Sound the Trumpet by Edith Friedman

All hail the trash-talking bball players, high-voiced sixth graders,
out on the courts this early summer evening
I curve my bike through San Pablo Park.
The city took the big oaks last year, but the fields are lush and broad
and the sunset sky is full of treasure.
Here at the border of have and have not
there’s a shooting about three times a year.

Four months since the last one took a grandfather to the ICU.
We’re nervous, but we can’t live inside.
At noon today the park was full for Eid al Fitr, prayers in the open
a woman in a burqa walked down my block with her package of food
then a family on bikes, dad and two little girls
long handlebar streamers and flowered helmets.
Flowing garments, people laughing,
full plates on laps, smell of grilled meats.

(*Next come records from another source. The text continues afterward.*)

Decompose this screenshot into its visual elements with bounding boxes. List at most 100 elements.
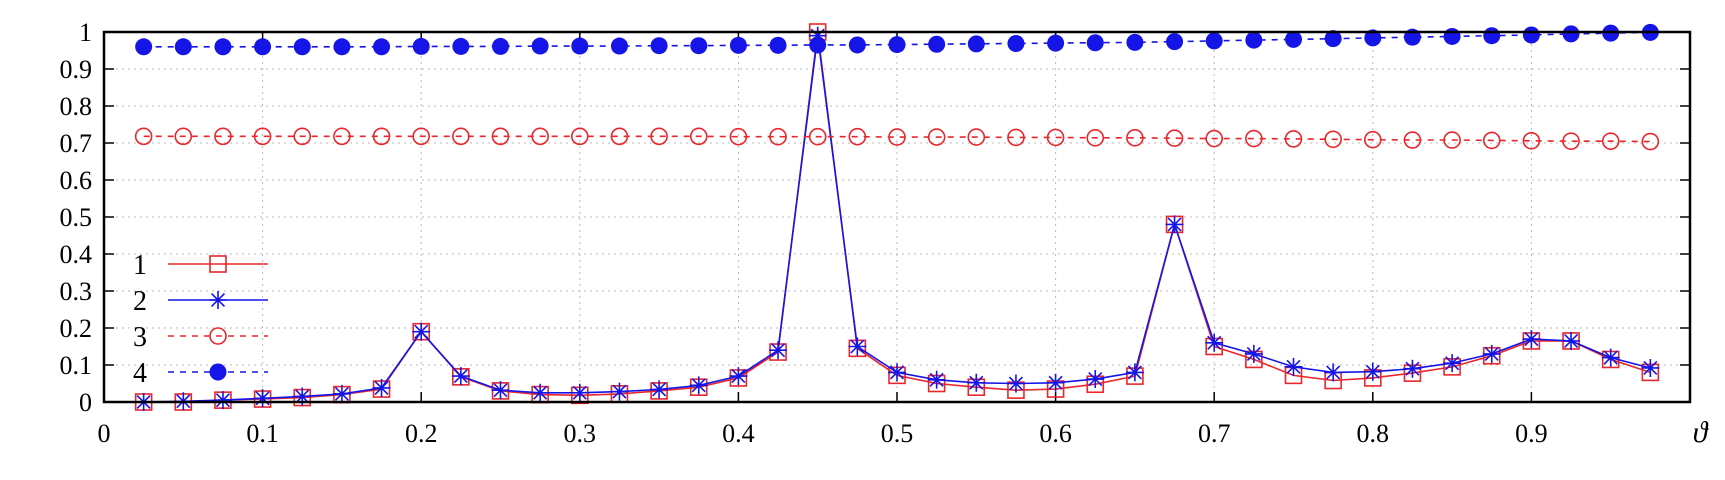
y-tick-label: 0.7 xyxy=(60,129,93,158)
data-point xyxy=(570,127,589,146)
x-tick-label: 0.1 xyxy=(246,419,279,448)
data-point xyxy=(372,378,391,397)
series-3 xyxy=(134,127,1660,151)
legend-marker xyxy=(209,291,227,309)
y-tick-label: 0.4 xyxy=(60,240,93,269)
series-2 xyxy=(134,26,1660,411)
data-series xyxy=(134,23,1660,411)
data-point xyxy=(1522,330,1541,349)
data-point xyxy=(1205,32,1223,50)
data-point xyxy=(531,37,549,55)
data-point xyxy=(1165,129,1184,147)
data-point xyxy=(174,127,193,146)
legend-item-3: 3 xyxy=(133,322,268,353)
data-point xyxy=(1165,215,1184,234)
data-point xyxy=(1601,348,1620,367)
data-point xyxy=(729,367,748,386)
data-point xyxy=(412,127,431,146)
data-point xyxy=(610,382,629,401)
x-tick-label: 0.8 xyxy=(1357,419,1390,448)
y-tick-label: 0.1 xyxy=(60,351,93,380)
data-point xyxy=(491,381,510,400)
data-point xyxy=(1482,344,1501,363)
data-point xyxy=(769,36,787,54)
data-point xyxy=(1245,129,1263,148)
data-point xyxy=(689,127,708,146)
data-point xyxy=(1364,29,1382,47)
data-point xyxy=(888,36,906,54)
data-point xyxy=(1522,131,1541,150)
data-point xyxy=(492,37,509,55)
data-point xyxy=(1364,130,1382,149)
data-point xyxy=(1562,331,1581,350)
data-point xyxy=(848,337,867,356)
data-point xyxy=(135,38,153,56)
y-tick-label: 0.8 xyxy=(60,92,93,121)
data-point xyxy=(452,37,470,55)
legend-marker xyxy=(209,255,227,273)
data-point xyxy=(1244,344,1263,363)
y-tick-label: 0.9 xyxy=(60,55,93,84)
data-point xyxy=(1363,362,1382,381)
data-point xyxy=(769,341,788,360)
data-point xyxy=(1641,358,1660,377)
data-point xyxy=(372,127,391,146)
y-tick-label: 0.3 xyxy=(60,277,93,306)
data-point xyxy=(809,36,827,54)
data-point xyxy=(1324,363,1343,382)
data-point xyxy=(1086,370,1105,389)
data-point xyxy=(1126,129,1144,147)
grid-lines xyxy=(104,32,1690,402)
y-tick-label: 1 xyxy=(79,18,92,47)
x-tick-label: 0.4 xyxy=(722,419,755,448)
data-point xyxy=(927,128,946,146)
data-point xyxy=(253,389,272,408)
data-point xyxy=(1205,333,1224,352)
x-tick-label: 0.6 xyxy=(1039,419,1072,448)
data-point xyxy=(293,38,311,56)
y-tick-label: 0.5 xyxy=(60,203,93,232)
data-point xyxy=(848,36,866,54)
y-tick-label: 0 xyxy=(79,388,92,417)
data-point xyxy=(729,36,747,54)
data-point xyxy=(1086,129,1105,147)
data-point xyxy=(689,376,708,395)
data-point xyxy=(1006,374,1025,393)
data-point xyxy=(650,380,669,399)
legend-marker xyxy=(209,327,227,345)
legend-label: 2 xyxy=(133,286,147,317)
data-point xyxy=(1284,130,1303,148)
data-point xyxy=(293,387,312,406)
data-point xyxy=(570,383,589,402)
data-point xyxy=(690,37,708,55)
plot-frame xyxy=(102,30,1692,404)
data-point xyxy=(1285,30,1302,48)
data-point xyxy=(1483,27,1501,45)
data-point xyxy=(134,127,153,146)
data-point xyxy=(293,127,312,146)
x-axis-label: ϑ xyxy=(1693,416,1710,449)
y-tick-label: 0.6 xyxy=(60,166,93,195)
data-point xyxy=(610,37,628,55)
data-point xyxy=(214,38,232,56)
data-point xyxy=(1126,33,1144,51)
data-point xyxy=(333,127,351,146)
data-point xyxy=(1522,26,1540,44)
data-point xyxy=(213,391,232,410)
data-point xyxy=(1046,373,1065,392)
data-point xyxy=(1245,31,1263,49)
data-point xyxy=(729,127,748,146)
data-point xyxy=(1601,132,1620,150)
data-point xyxy=(927,370,946,389)
legend-item-1: 1 xyxy=(133,250,268,281)
data-point xyxy=(531,127,549,146)
data-point xyxy=(928,35,946,53)
data-point xyxy=(214,127,232,146)
data-point xyxy=(333,38,351,56)
data-point xyxy=(888,363,906,382)
data-point xyxy=(412,322,431,341)
y-tick-label: 0.2 xyxy=(60,314,93,343)
data-point xyxy=(1046,128,1065,147)
legend-label: 3 xyxy=(133,322,147,353)
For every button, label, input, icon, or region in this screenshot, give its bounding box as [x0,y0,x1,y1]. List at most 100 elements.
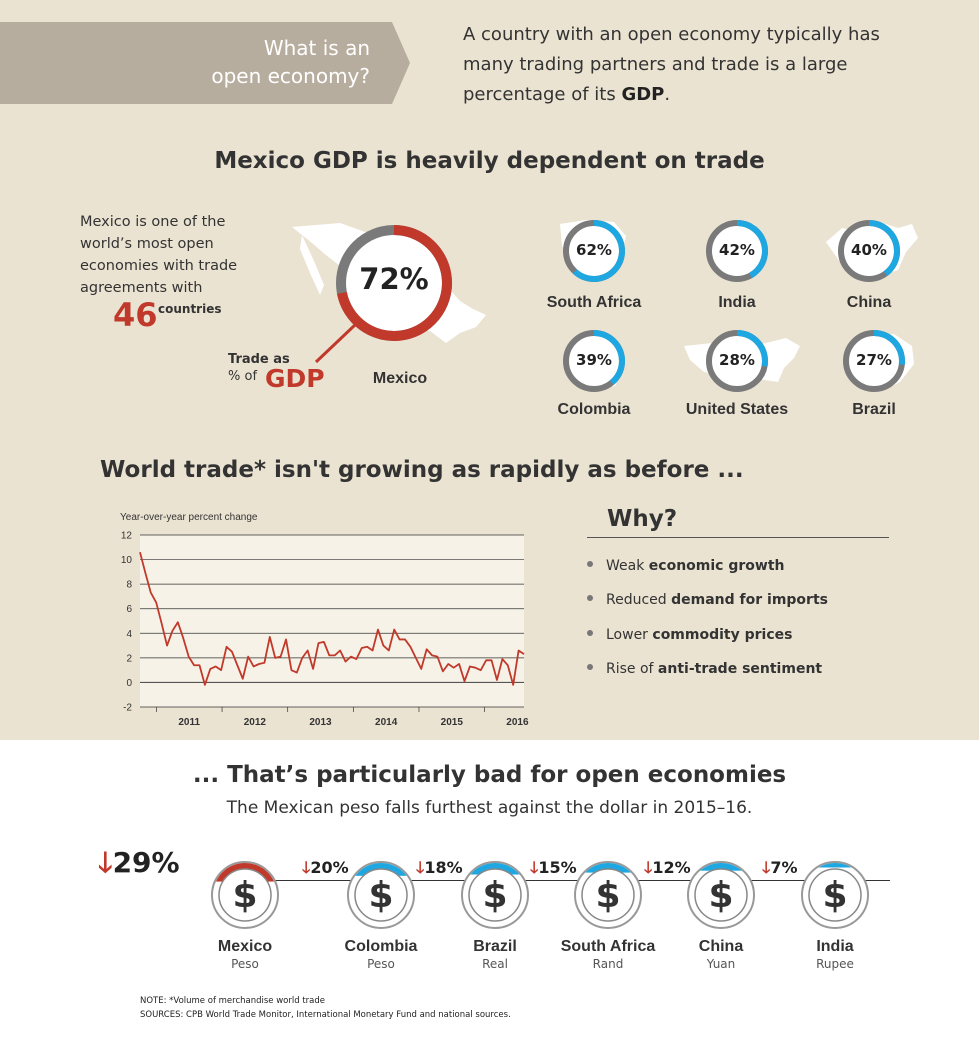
coin-inner [694,868,748,922]
donut-slice [873,330,905,365]
donut-slice [593,330,625,385]
donut-hole [842,224,896,278]
donut-slice [736,220,768,279]
dollar-coin-icon: $ [801,861,869,929]
bullet-icon [587,664,593,670]
reason-item: Weak economic growth [587,558,784,574]
donut-slice [868,220,900,277]
country-donut [843,330,905,392]
reason-item: Lower commodity prices [587,627,792,643]
dollar-coin-icon: $ [347,861,415,929]
currency-name-label: Rand [592,957,624,971]
x-tick-label: 2012 [244,717,267,728]
dollar-sign-icon: $ [482,875,507,916]
country-label: South Africa [546,294,642,311]
y-tick-label: 12 [121,531,133,542]
decline-value: 29% [112,846,180,879]
intro-body: A country with an open economy typically… [463,24,880,105]
dollar-sign-icon: $ [595,875,620,916]
x-tick-label: 2014 [375,717,398,728]
banner: What is an open economy? [0,22,410,104]
decline-label: 🡓12% [644,857,691,884]
section3-title: ... That’s particularly bad for open eco… [192,762,787,788]
down-arrow-icon: 🡓 [762,858,771,877]
dollar-sign-icon: $ [368,875,393,916]
dollar-coin-icon: $ [687,861,755,929]
currency-country-label: Mexico [217,938,273,955]
reason-text: Reduced [606,592,672,608]
down-arrow-icon: 🡓 [98,846,113,879]
dollar-coin-icon: $ [211,861,279,929]
banner-title-line1: What is an [263,36,370,60]
reason-bold: anti-trade sentiment [657,661,823,677]
coin-inner [218,868,272,922]
mexico-description: Mexico is one of the world’s most open e… [80,214,238,296]
country-donut [706,330,768,392]
decline-value: 18% [424,858,463,877]
donut-hole [847,334,901,388]
agreements-count: 46 [113,296,158,334]
decline-value: 12% [652,858,691,877]
currency-name-label: Yuan [706,957,736,971]
decline-value: 15% [538,858,577,877]
reason-text: Rise of [606,661,658,677]
decline-value: 20% [310,858,349,877]
section1-title: Mexico GDP is heavily dependent on trade [214,148,765,174]
reason-bold: economic growth [648,558,785,574]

Tonight softball players race across the June grass.
The scofflaw dog owners, out in force
cluster deep in right field
as the bright lights come on.
Back home, praise the boy who unloaded the dishwasher unbidden
now he’s lacing up basketball shoes
bigger than dinner plates.

The gleaming crescent moon clutches her drab mother
but you always go back to the park.
I say, don’t come home too late.

Edith Friedman is sheltering in California with her partner and two stunned and bored sons. Her work has appeared in Sisyphus Literary Magazine. She studies Writing at California College of the Arts.